核心概念
CoMM, a contrastive multimodal learning strategy, enables the communication between modalities in a single multimodal space, allowing it to capture redundant, unique and synergistic information between modalities.
要約
The content discusses a novel contrastive multimodal learning strategy called CoMM that aims to capture multimodal interactions beyond just redundancy.
The key highlights are:
-
Existing multimodal contrastive learning methods are limited to learning only the redundant information between modalities, as they rely on the multiview redundancy assumption.
-
CoMM proposes a multimodal architecture with specialized encoders and an attention-based fusion module to obtain a single multimodal representation.
-
The training objective of CoMM is designed to maximize the mutual information between augmented versions of the multimodal features, which allows it to naturally capture redundant, unique and synergistic information between modalities.
-
Theoretical analysis shows that the proposed formulation enables the estimation of these three types of multimodal interactions.
-
Experiments on a controlled synthetic dataset and real-world multimodal benchmarks demonstrate that CoMM effectively learns all three forms of multimodal interactions and achieves state-of-the-art results.
-
CoMM is a versatile framework that can handle any number of modalities, diverse data types, and different domains.
統計
"Humans perceive the world through multisensory integration, blending the information of different modalities to adapt their behavior."

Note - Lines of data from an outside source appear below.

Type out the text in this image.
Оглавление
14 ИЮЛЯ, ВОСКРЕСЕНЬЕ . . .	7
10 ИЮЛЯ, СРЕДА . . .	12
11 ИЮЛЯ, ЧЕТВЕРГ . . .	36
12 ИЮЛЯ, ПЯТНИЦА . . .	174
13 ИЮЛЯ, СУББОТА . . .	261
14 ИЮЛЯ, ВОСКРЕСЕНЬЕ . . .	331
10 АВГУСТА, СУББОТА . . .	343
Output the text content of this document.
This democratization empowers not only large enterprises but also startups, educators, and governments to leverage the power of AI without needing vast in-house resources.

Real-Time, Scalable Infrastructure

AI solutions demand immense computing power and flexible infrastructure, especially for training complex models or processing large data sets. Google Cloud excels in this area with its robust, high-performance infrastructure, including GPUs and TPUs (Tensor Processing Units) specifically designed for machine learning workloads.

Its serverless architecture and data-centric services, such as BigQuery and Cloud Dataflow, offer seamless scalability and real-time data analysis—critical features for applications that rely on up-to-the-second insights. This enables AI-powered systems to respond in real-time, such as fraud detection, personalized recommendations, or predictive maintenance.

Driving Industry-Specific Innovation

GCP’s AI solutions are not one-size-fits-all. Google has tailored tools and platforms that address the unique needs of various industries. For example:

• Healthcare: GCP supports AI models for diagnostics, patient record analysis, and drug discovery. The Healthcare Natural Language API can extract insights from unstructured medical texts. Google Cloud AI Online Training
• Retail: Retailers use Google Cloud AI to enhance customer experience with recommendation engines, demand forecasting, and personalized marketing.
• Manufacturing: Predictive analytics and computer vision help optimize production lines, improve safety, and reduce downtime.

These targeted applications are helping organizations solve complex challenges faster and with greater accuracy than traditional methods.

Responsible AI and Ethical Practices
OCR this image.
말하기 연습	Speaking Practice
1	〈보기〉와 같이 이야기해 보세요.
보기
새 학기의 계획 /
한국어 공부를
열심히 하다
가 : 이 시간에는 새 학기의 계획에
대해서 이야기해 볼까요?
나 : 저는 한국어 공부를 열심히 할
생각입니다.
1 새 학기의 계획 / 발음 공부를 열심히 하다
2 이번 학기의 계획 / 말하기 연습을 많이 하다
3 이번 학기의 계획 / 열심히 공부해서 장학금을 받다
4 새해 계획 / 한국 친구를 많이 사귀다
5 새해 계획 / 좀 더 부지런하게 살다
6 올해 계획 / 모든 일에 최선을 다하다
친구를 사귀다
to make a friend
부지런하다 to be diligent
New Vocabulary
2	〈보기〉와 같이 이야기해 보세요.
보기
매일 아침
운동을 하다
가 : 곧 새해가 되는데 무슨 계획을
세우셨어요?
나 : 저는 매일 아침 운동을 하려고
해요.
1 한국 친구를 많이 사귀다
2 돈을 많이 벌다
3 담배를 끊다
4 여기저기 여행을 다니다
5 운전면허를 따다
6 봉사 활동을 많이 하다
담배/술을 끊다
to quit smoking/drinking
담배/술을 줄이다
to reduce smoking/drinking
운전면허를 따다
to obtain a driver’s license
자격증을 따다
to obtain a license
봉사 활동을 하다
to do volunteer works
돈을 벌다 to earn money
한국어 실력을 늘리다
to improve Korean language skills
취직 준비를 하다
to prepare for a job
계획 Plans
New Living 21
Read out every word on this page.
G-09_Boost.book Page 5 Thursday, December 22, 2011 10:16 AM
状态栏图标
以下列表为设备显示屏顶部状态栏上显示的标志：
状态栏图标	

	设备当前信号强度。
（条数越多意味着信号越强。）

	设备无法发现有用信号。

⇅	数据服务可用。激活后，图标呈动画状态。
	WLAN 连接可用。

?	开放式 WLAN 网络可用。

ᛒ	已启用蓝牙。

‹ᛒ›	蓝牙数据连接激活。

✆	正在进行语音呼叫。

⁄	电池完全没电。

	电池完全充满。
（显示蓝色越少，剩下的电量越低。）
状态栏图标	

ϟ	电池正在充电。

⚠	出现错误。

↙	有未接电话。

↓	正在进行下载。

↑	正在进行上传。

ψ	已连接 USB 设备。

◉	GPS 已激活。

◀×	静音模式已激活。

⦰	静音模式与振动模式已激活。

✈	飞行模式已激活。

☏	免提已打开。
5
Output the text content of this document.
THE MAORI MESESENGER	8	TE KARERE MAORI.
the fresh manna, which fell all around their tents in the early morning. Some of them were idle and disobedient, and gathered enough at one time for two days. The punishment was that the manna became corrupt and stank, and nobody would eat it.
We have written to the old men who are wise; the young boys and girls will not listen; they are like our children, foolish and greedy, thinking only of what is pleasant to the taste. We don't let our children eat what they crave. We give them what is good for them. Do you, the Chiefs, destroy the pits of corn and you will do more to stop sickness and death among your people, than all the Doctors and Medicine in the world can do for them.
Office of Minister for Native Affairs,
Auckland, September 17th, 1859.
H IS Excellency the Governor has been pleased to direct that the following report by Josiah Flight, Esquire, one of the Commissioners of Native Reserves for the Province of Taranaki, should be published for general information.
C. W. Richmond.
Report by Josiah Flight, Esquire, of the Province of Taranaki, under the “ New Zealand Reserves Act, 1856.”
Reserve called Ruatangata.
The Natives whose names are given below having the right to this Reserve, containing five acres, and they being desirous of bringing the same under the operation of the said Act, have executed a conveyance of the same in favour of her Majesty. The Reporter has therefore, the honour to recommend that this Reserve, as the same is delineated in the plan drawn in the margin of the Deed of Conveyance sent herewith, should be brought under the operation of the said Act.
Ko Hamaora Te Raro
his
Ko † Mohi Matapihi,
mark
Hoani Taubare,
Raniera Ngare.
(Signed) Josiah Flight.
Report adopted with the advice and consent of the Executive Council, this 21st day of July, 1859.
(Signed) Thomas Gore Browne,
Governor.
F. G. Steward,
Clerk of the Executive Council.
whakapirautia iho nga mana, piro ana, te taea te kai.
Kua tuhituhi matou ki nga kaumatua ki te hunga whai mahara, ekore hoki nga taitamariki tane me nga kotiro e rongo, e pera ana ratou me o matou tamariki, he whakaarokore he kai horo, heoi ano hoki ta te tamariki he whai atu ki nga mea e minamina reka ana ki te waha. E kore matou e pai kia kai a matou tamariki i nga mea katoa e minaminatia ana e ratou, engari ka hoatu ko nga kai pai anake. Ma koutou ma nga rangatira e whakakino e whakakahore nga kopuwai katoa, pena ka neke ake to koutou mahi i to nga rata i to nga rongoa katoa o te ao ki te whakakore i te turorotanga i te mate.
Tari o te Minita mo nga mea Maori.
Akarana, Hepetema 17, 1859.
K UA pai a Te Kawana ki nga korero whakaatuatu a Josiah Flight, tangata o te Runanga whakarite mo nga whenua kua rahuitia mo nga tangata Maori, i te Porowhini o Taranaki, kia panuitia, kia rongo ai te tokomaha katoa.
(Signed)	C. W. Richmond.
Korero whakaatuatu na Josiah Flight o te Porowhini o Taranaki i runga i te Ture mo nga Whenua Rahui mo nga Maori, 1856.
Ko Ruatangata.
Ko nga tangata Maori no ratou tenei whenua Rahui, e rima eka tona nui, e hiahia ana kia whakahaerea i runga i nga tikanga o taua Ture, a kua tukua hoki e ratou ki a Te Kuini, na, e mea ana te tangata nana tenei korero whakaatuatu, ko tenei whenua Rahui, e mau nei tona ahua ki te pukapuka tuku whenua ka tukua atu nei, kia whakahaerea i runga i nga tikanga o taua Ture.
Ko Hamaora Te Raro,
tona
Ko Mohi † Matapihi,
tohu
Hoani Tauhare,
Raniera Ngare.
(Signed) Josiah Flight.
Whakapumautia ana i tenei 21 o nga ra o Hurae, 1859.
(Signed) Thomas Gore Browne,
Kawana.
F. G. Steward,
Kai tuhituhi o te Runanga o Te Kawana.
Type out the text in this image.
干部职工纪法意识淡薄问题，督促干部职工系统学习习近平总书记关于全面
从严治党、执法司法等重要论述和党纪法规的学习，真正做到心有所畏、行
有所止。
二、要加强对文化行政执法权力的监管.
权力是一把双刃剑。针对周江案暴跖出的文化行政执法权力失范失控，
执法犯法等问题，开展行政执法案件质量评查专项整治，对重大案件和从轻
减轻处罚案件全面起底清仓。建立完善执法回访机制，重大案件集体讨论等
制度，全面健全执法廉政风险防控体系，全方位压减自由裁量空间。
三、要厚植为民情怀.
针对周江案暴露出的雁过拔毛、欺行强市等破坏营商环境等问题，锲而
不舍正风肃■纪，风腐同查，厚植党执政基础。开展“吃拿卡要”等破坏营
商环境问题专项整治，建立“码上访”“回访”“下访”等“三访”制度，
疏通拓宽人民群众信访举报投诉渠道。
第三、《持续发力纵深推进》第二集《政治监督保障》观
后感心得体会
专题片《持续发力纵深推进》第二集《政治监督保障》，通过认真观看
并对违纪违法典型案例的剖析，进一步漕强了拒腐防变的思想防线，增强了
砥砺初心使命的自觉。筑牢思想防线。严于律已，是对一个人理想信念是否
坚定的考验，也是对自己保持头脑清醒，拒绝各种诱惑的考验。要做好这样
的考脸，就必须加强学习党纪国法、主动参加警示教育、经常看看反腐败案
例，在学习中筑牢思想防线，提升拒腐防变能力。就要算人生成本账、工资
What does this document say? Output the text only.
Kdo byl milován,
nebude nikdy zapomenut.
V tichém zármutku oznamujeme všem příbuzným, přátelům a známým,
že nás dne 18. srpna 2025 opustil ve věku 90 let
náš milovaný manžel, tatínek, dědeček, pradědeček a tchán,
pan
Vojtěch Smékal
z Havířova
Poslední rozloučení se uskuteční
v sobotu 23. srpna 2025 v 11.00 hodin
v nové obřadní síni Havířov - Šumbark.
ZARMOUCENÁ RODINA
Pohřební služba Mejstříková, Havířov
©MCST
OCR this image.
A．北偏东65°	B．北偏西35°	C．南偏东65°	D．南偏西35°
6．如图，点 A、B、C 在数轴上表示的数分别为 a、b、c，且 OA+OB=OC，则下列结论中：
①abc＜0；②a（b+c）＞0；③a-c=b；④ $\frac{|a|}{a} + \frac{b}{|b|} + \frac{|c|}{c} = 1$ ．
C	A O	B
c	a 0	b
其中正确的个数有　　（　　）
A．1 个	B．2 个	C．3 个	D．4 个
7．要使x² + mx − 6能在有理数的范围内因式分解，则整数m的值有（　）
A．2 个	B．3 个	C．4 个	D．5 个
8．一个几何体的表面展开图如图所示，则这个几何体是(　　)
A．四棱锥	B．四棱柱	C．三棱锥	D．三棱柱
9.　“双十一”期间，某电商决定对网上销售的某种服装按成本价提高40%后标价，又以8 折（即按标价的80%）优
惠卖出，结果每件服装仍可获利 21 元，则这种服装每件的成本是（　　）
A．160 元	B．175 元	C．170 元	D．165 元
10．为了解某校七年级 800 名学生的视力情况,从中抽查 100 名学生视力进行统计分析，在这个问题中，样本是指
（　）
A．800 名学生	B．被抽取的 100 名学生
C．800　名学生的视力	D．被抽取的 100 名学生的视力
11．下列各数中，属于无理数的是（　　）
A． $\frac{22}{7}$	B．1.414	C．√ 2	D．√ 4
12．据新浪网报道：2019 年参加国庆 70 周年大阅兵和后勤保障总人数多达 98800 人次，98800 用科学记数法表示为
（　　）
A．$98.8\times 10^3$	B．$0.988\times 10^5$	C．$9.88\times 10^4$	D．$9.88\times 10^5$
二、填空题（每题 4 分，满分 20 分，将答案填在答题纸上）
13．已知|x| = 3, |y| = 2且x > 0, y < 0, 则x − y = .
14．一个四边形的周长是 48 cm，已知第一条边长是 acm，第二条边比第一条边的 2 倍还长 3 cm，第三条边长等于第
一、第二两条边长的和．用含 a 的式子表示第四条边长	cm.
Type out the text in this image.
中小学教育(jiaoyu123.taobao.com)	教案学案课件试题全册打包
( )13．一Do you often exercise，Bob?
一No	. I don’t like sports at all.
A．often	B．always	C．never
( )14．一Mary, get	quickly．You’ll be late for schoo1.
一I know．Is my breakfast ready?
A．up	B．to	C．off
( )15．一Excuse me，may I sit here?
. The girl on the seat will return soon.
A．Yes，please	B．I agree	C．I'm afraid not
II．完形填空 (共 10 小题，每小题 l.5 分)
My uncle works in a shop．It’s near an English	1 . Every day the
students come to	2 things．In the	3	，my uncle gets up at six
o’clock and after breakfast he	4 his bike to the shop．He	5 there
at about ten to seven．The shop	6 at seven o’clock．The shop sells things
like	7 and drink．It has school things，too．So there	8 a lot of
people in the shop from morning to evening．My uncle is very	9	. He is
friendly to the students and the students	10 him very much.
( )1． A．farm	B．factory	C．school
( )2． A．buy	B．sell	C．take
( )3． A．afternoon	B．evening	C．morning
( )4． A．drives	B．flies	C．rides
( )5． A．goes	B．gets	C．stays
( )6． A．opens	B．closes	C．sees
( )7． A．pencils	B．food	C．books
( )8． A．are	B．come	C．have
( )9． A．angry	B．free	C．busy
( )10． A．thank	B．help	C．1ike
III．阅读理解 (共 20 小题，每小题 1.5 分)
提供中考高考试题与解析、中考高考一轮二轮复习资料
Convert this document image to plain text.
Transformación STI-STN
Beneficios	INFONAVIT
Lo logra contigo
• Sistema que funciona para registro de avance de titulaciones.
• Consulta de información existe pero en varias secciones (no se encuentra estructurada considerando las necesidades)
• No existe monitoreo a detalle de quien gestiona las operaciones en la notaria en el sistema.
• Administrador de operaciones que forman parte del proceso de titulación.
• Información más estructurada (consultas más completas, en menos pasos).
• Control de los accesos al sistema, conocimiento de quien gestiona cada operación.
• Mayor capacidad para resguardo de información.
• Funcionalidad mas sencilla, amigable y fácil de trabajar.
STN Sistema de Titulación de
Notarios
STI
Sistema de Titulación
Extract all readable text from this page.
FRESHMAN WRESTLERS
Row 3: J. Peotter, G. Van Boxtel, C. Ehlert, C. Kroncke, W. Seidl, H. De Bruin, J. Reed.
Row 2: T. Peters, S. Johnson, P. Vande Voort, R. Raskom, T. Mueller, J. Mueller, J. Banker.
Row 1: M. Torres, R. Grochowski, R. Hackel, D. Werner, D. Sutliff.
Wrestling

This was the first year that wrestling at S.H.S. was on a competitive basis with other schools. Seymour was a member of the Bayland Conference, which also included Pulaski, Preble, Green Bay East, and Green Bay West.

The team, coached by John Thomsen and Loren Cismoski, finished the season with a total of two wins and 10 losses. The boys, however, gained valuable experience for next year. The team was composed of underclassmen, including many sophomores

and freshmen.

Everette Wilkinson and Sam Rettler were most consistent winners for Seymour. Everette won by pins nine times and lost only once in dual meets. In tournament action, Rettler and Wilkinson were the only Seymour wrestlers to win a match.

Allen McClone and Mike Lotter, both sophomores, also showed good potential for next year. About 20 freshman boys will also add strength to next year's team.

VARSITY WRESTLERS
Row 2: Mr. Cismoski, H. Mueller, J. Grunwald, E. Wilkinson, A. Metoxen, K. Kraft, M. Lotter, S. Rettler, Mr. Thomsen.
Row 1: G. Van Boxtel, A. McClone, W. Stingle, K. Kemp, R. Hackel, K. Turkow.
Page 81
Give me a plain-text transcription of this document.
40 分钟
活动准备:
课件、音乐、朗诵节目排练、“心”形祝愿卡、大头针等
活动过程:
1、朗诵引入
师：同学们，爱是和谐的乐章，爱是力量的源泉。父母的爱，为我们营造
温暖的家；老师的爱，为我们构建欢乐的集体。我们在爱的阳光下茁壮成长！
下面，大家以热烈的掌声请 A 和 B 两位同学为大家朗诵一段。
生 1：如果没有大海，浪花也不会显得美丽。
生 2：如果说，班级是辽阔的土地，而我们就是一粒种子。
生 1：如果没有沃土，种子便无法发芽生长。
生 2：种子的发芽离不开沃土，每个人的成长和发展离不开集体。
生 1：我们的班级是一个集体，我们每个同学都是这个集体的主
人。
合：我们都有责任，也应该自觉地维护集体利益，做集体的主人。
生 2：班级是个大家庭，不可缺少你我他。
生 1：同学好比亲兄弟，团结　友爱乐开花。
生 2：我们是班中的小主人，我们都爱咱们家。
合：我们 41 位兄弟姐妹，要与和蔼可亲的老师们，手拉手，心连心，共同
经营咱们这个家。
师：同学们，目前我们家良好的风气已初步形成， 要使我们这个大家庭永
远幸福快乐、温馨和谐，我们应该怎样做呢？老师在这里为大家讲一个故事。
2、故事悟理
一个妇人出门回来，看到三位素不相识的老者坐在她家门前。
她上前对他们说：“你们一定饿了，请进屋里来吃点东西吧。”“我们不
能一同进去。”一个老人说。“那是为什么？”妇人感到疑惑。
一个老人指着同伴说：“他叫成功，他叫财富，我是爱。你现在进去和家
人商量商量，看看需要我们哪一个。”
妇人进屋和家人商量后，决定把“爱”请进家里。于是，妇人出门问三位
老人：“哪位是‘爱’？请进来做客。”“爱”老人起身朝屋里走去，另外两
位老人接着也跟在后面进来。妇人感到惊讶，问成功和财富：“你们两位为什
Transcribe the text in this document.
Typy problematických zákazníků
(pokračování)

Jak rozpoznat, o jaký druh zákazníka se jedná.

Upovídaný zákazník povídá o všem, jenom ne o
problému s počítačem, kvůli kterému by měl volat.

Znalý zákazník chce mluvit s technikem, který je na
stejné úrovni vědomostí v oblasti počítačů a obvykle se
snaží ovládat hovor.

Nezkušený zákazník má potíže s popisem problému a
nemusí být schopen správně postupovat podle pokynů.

"Contrastive learning offers an appealing solution for multimodal self-supervised learning."
"CoMM enables to model multimodal interactions –including redundancy, uniqueness and synergy– in the context of multimodal representation learning for the first time, as these terms naturally emerge from our contrastive multimodal formulation."
"CoMM achieves state-of-the-art results on seven multimodal tasks with two or three modalities."
引用
"Multimodal or multimodal learning (Baltruˇsaitis et al., 2018) involves extracting and processing information from multiple sources (or modalities, e.g. text, audio, images, tabular data, etc.) to perform a task."
"Modeling these interactions to perform multimodal learning is highly challenging as the interplay between R, S and U is task-dependent and difficult to measure in complex real-life scenarios."
"CoMM's formulation is well-aligned with the global workspace theory (Baars, 1988; Goyal & Bengio, 2022) in cognitive neuroscience, which considers the nervous system as a set of multiple specialized processors working in parallel and claims the existence of a shared representation, which can be modified by any selected processor and whose content is broadcast to all processors."